Regulation of matrix metalloproteinase production by cytokines, pharmacological agents and periodontal pathogens in human periodontal ligament fibroblast cultures

Abstract

Matrix metalloproteinases (MMPs), produced by both infiltrating and resident cells of the periodontium, play a role in physiologic and pathologic events. It is recognized that an imbalance between activated MMPs and their endogenous inhibitors leads to pathologic breakdown of the extracellular matrix during periodontitis. To date, little is known about the regulation of MMP synthesis and secretion in human periodontal ligament fibroblasts (PDLFs). The purpose of this study was to examine the effects of cytokines, pharmacological agents (protein synthesis inhibitor and protein kinase C inhibitors) and predominant periodontal pathogens (Actinobacillus actinomycetemcomitans and Porphyromonas gingivalis) on MMP production in human PDLFs using gelatin zymography. The gelatin zymograms revealed that the main gelatinase secreted by human PDLFs migrated at 72 kDa and represents MMP‐2. Minor gelatinolytic bands were also observed at 92 kDa regions that correspond to MMP‐9. We found that A. actinomycetemcomitans, P. gingivalis and IL‐1α can elevate MMP‐2 secretion in human PDLFs. These results indicate that periodontal pathogens and inflammatory cytokines play an important role in tissue destruction and disintegration of extracellular matrix in periodontal diseases. Thus, activation of MMPs may be one of the distinct host degradative pathways in the pathogenesis of periodontitis. In addition, H7, staurosporine, cycloheximide and TGF‐β could suppress MMP‐2 production.

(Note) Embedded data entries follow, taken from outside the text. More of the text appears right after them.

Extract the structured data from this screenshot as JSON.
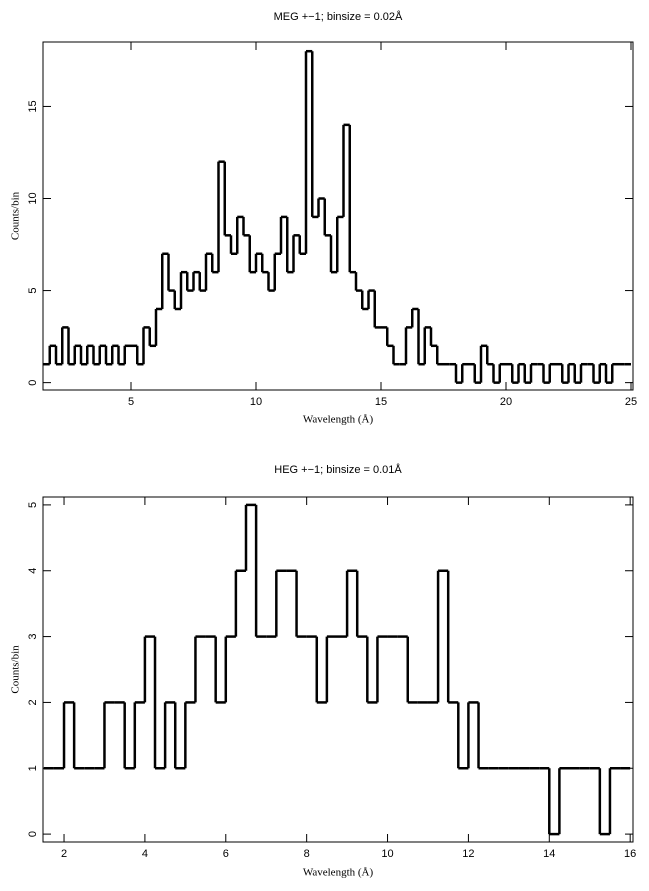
{
  "chart_data": [
    {
      "type": "histogram",
      "title": "MEG +−1; binsize = 0.02Å",
      "x_label": "Wavelength (Å)",
      "y_label": "Counts/bin",
      "color": "#000000",
      "bins": [
        1.5,
        1.75,
        2,
        2.25,
        2.5,
        2.75,
        3,
        3.25,
        3.5,
        3.75,
        4,
        4.25,
        4.5,
        4.75,
        5,
        5.25,
        5.5,
        5.75,
        6,
        6.25,
        6.5,
        6.75,
        7,
        7.25,
        7.5,
        7.75,
        8,
        8.25,
        8.5,
        8.75,
        9,
        9.25,
        9.5,
        9.75,
        10,
        10.25,
        10.5,
        10.75,
        11,
        11.25,
        11.5,
        11.75,
        12,
        12.25,
        12.5,
        12.75,
        13,
        13.25,
        13.5,
        13.75,
        14,
        14.25,
        14.5,
        14.75,
        15,
        15.25,
        15.5,
        15.75,
        16,
        16.25,
        16.5,
        16.75,
        17,
        17.25,
        17.5,
        17.75,
        18,
        18.25,
        18.5,
        18.75,
        19,
        19.25,
        19.5,
        19.75,
        20,
        20.25,
        20.5,
        20.75,
        21,
        21.25,
        21.5,
        21.75,
        22,
        22.25,
        22.5,
        22.75,
        23,
        23.25,
        23.5,
        23.75,
        24,
        24.25,
        24.5,
        24.75,
        25
      ],
      "values": [
        1,
        2,
        1,
        3,
        1,
        2,
        1,
        2,
        1,
        2,
        1,
        2,
        1,
        2,
        2,
        1,
        3,
        2,
        4,
        7,
        5,
        4,
        6,
        5,
        6,
        5,
        7,
        6,
        12,
        8,
        7,
        9,
        8,
        6,
        7,
        6,
        5,
        7,
        9,
        6,
        8,
        7,
        18,
        9,
        10,
        8,
        6,
        9,
        14,
        6,
        5,
        4,
        5,
        3,
        3,
        2,
        1,
        1,
        3,
        4,
        1,
        3,
        2,
        1,
        1,
        1,
        0,
        1,
        1,
        0,
        2,
        1,
        0,
        1,
        1,
        0,
        1,
        0,
        1,
        1,
        0,
        1,
        1,
        0,
        1,
        0,
        1,
        1,
        0,
        1,
        0,
        1,
        1,
        1
      ],
      "xlim": [
        1.48,
        25.08
      ],
      "ylim": [
        -0.4,
        18.5
      ],
      "xticks": [
        5,
        10,
        15,
        20,
        25
      ],
      "yticks": [
        0,
        5,
        10,
        15
      ]
    },
    {
      "type": "histogram",
      "title": "HEG +−1; binsize = 0.01Å",
      "x_label": "Wavelength (Å)",
      "y_label": "Counts/bin",
      "color": "#000000",
      "bins": [
        1.5,
        1.75,
        2,
        2.25,
        2.5,
        2.75,
        3,
        3.25,
        3.5,
        3.75,
        4,
        4.25,
        4.5,
        4.75,
        5,
        5.25,
        5.5,
        5.75,
        6,
        6.25,
        6.5,
        6.75,
        7,
        7.25,
        7.5,
        7.75,
        8,
        8.25,
        8.5,
        8.75,
        9,
        9.25,
        9.5,
        9.75,
        10,
        10.25,
        10.5,
        10.75,
        11,
        11.25,
        11.5,
        11.75,
        12,
        12.25,
        12.5,
        12.75,
        13,
        13.25,
        13.5,
        13.75,
        14,
        14.25,
        14.5,
        14.75,
        15,
        15.25,
        15.5,
        15.75,
        16
      ],
      "values": [
        1,
        1,
        2,
        1,
        1,
        1,
        2,
        2,
        1,
        2,
        3,
        1,
        2,
        1,
        2,
        3,
        3,
        2,
        3,
        4,
        5,
        3,
        3,
        4,
        4,
        3,
        3,
        2,
        3,
        3,
        4,
        3,
        2,
        3,
        3,
        3,
        2,
        2,
        2,
        4,
        2,
        1,
        2,
        1,
        1,
        1,
        1,
        1,
        1,
        1,
        0,
        1,
        1,
        1,
        1,
        0,
        1,
        1
      ],
      "xlim": [
        1.48,
        16.07
      ],
      "ylim": [
        -0.12,
        5.12
      ],
      "xticks": [
        2,
        4,
        6,
        8,
        10,
        12,
        14,
        16
      ],
      "yticks": [
        0,
        1,
        2,
        3,
        4,
        5
      ]
    }
  ]
}
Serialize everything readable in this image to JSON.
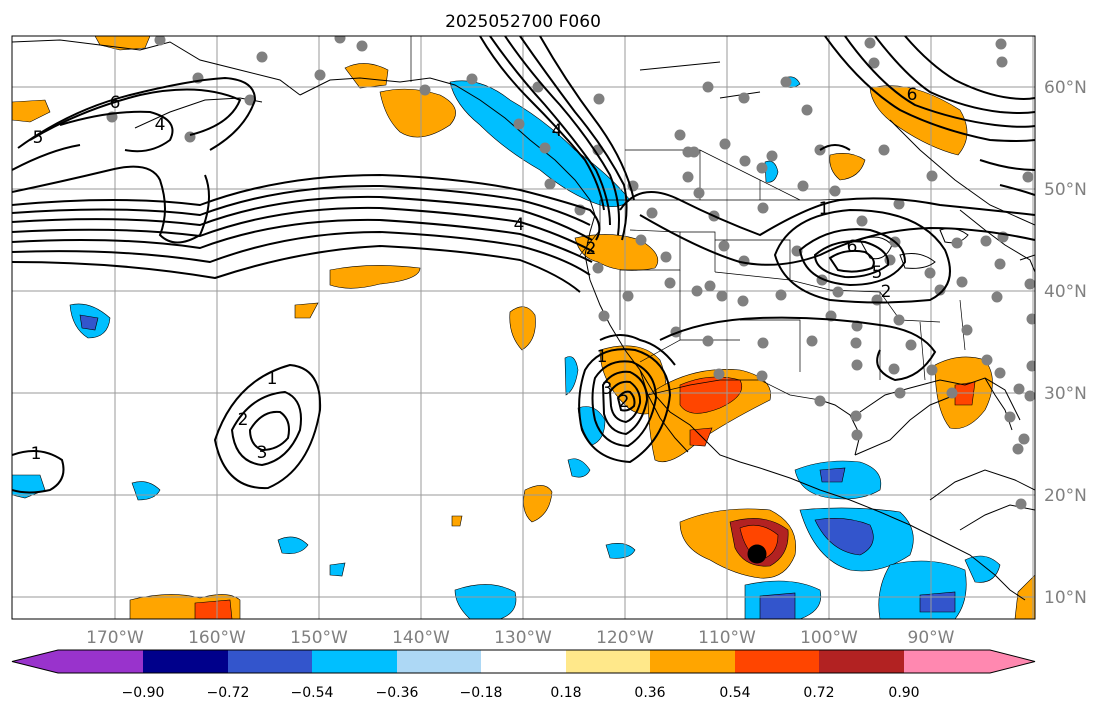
{
  "title": "2025052700 F060",
  "longitude_labels": [
    "170°W",
    "160°W",
    "150°W",
    "140°W",
    "130°W",
    "120°W",
    "110°W",
    "100°W",
    "90°W"
  ],
  "latitude_labels": [
    "60°N",
    "50°N",
    "40°N",
    "30°N",
    "20°N",
    "10°N"
  ],
  "contour_labels": [
    "6",
    "5",
    "4",
    "4",
    "2",
    "1",
    "6",
    "5",
    "4",
    "3",
    "2",
    "1",
    "2",
    "6",
    "1",
    "2",
    "3",
    "1"
  ],
  "colorbar": {
    "tick_labels": [
      "−0.90",
      "−0.72",
      "−0.54",
      "−0.36",
      "−0.18",
      "0.18",
      "0.36",
      "0.54",
      "0.72",
      "0.90"
    ],
    "colors": [
      "#9933cc",
      "#00008b",
      "#3355cc",
      "#00bfff",
      "#add8f5",
      "#ffffff",
      "#ffe88a",
      "#ffa500",
      "#ff4500",
      "#b22222",
      "#ff88b0"
    ]
  }
}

Agents that target protein synthesis or the protein kinase C pathway in human PDLFs inhibit MMP‐2 production, and such inhibition may contribute to the pathogenesis of periodontal inflammation. Taken together, these findings suggest a possible new therapeutic approach, involving the use of drugs that modify host‐response mechanisms to suppress or inhibit MMP‐mediated tissue destruction.